— Звали Васильевной. Я, говорит, нездешняя, только у меня сын на каторге. А сама я из Петербурга. Все, говорит, умею готовить. И верно, все готовила. Жили, жили, вот раз барыня гостей созвала. Васильевна пирог делает, а стол накрыли еще днем. Вечером барыня приезжает, а она все на лошади ездила, хорошая лошадь, гнедая, хоть гнедые нам не ко двору, но хорошая. Приезжает, значит, и видит: ничего, то есть, нет, все чисто. Пирога нет, посуда разбросана. Идет на кухню. И Васильевна сидит, вся красная, злая, не дай Бог. Барыня спрашивает: почему не готово? Что вы, говорит, Васильевна? А та отвечает: я сама барыня, ишь как раскричалась. Не хочу больше подавать, хочу сама есть. И весь пирог обкусанный. Потом Васильевна как сбежала со двора, так только на шестой день воротилась. Пришла грязная, обтрепанная, все платье оборвано, а сама плачет. Простите, говорит, меня, такой у меня запой бывает, ничего не поделаешь. Большая аккуратистка.
— Кто это, няня?
— Аккуратистка? Васильевна. А теперь ты спи; и болезнь твоя будет спать, а после пройдет. Спи.

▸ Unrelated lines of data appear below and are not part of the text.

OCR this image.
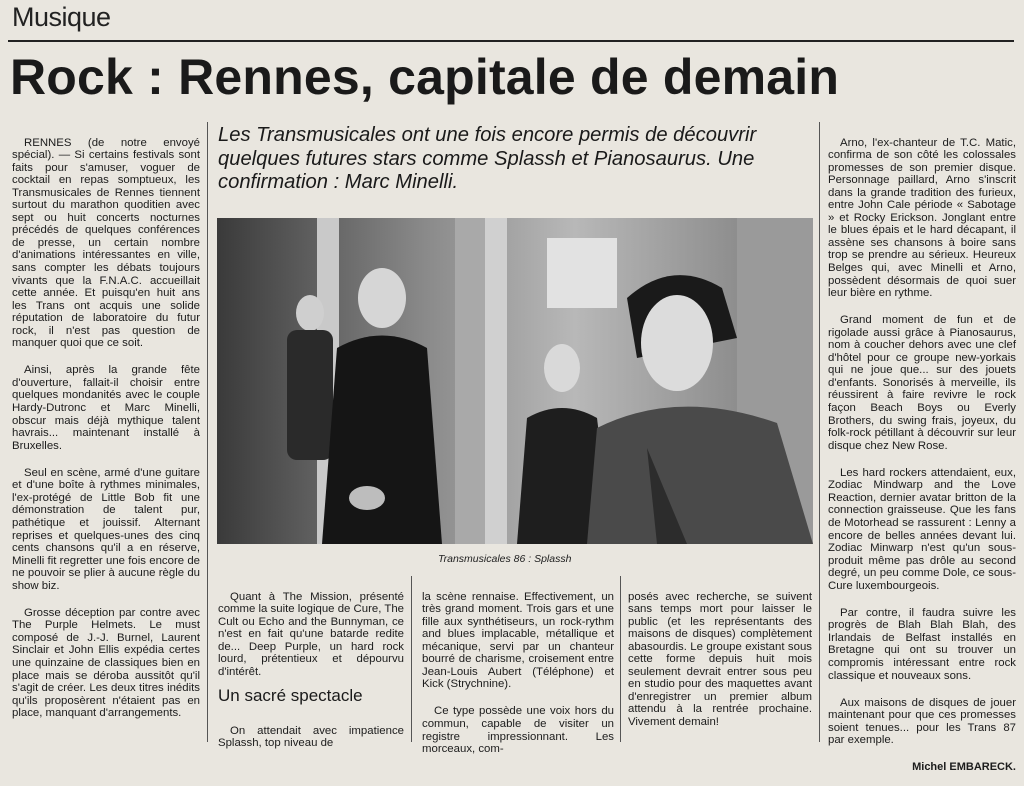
Musique
Rock : Rennes, capitale de demain

RENNES (de notre envoyé spécial). — Si certains festivals sont faits pour s'amuser, voguer de cocktail en repas somptueux, les Transmusicales de Rennes tiennent surtout du marathon quoditien avec sept ou huit concerts nocturnes précédés de quelques conférences de presse, un certain nombre d'animations intéressantes en ville, sans compter les débats toujours vivants que la F.N.A.C. accueillait cette année. Et puisqu'en huit ans les Trans ont acquis une solide réputation de laboratoire du futur rock, il n'est pas question de manquer quoi que ce soit.

Ainsi, après la grande fête d'ouverture, fallait-il choisir entre quelques mondanités avec le couple Hardy-Dutronc et Marc Minelli, obscur mais déjà mythique talent havrais... maintenant installé à Bruxelles.

Seul en scène, armé d'une guitare et d'une boîte à rythmes minimales, l'ex-protégé de Little Bob fit une démonstration de talent pur, pathétique et jouissif. Alternant reprises et quelques-unes des cinq cents chansons qu'il a en réserve, Minelli fit regretter une fois encore de ne pouvoir se plier à aucune règle du show biz.

Grosse déception par contre avec The Purple Helmets. Le must composé de J.-J. Burnel, Laurent Sinclair et John Ellis expédia certes une quinzaine de classiques bien en place mais se déroba aussitôt qu'il s'agit de créer. Les deux titres inédits qu'ils proposèrent n'étaient pas en place, manquant d'arrangements.

Les Transmusicales ont une fois encore permis de découvrir quelques futures stars comme Splassh et Pianosaurus. Une confirmation : Marc Minelli.
Transmusicales 86 : Splassh

Quant à The Mission, présenté comme la suite logique de Cure, The Cult ou Echo and the Bunnyman, ce n'est en fait qu'une batarde redite de... Deep Purple, un hard rock lourd, prétentieux et dépourvu d'intérêt.

Un sacré spectacle

On attendait avec impatience Splassh, top niveau de

la scène rennaise. Effectivement, un très grand moment. Trois gars et une fille aux synthétiseurs, un rock-rythm and blues implacable, métallique et mécanique, servi par un chanteur bourré de charisme, croisement entre Jean-Louis Aubert (Téléphone) et Kick (Strychnine).

Ce type possède une voix hors du commun, capable de visiter un registre impressionnant. Les morceaux, com-

posés avec recherche, se suivent sans temps mort pour laisser le public (et les représentants des maisons de disques) complètement abasourdis. Le groupe existant sous cette forme depuis huit mois seulement devrait entrer sous peu en studio pour des maquettes avant d'enregistrer un premier album attendu à la rentrée prochaine. Vivement demain!

Arno, l'ex-chanteur de T.C. Matic, confirma de son côté les colossales promesses de son premier disque. Personnage paillard, Arno s'inscrit dans la grande tradition des furieux, entre John Cale période « Sabotage » et Rocky Erickson. Jonglant entre le blues épais et le hard décapant, il assène ses chansons à boire sans trop se prendre au sérieux. Heureux Belges qui, avec Minelli et Arno, possèdent désormais de quoi suer leur bière en rythme.

Grand moment de fun et de rigolade aussi grâce à Pianosaurus, nom à coucher dehors avec une clef d'hôtel pour ce groupe new-yorkais qui ne joue que... sur des jouets d'enfants. Sonorisés à merveille, ils réussirent à faire revivre le rock façon Beach Boys ou Everly Brothers, du swing frais, joyeux, du folk-rock pétillant à découvrir sur leur disque chez New Rose.

Les hard rockers attendaient, eux, Zodiac Mindwarp and the Love Reaction, dernier avatar britton de la connection graisseuse. Que les fans de Motorhead se rassurent : Lenny a encore de belles années devant lui. Zodiac Minwarp n'est qu'un sous-produit même pas drôle au second degré, un peu comme Dole, ce sous-Cure luxembourgeois.

Par contre, il faudra suivre les progrès de Blah Blah Blah, des Irlandais de Belfast installés en Bretagne qui ont su trouver un compromis intéressant entre rock classique et nouveaux sons.

Aux maisons de disques de jouer maintenant pour que ces promesses soient tenues... pour les Trans 87 par exemple.

Michel EMBARECK.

Был легкий, паутинный день, когда я впервые вышел. Убегали белые, маленькие облака; но уже на востоке синел холодеющий воздух, и я подумал, что в такой же день полевая мышь Андерсена, приютившая Дюймовочку, запирала дверь своей норки, осматривала запасы зерна, а вечером, ложась спать, говорила: "Ну, теперь остается только сыграть свадьбу. Ты должна быть благодарна Богу, ведь не у всякого жениха есть такая шуба, как у крота. И, пожалуйста, не забывай, что ты бесприданница".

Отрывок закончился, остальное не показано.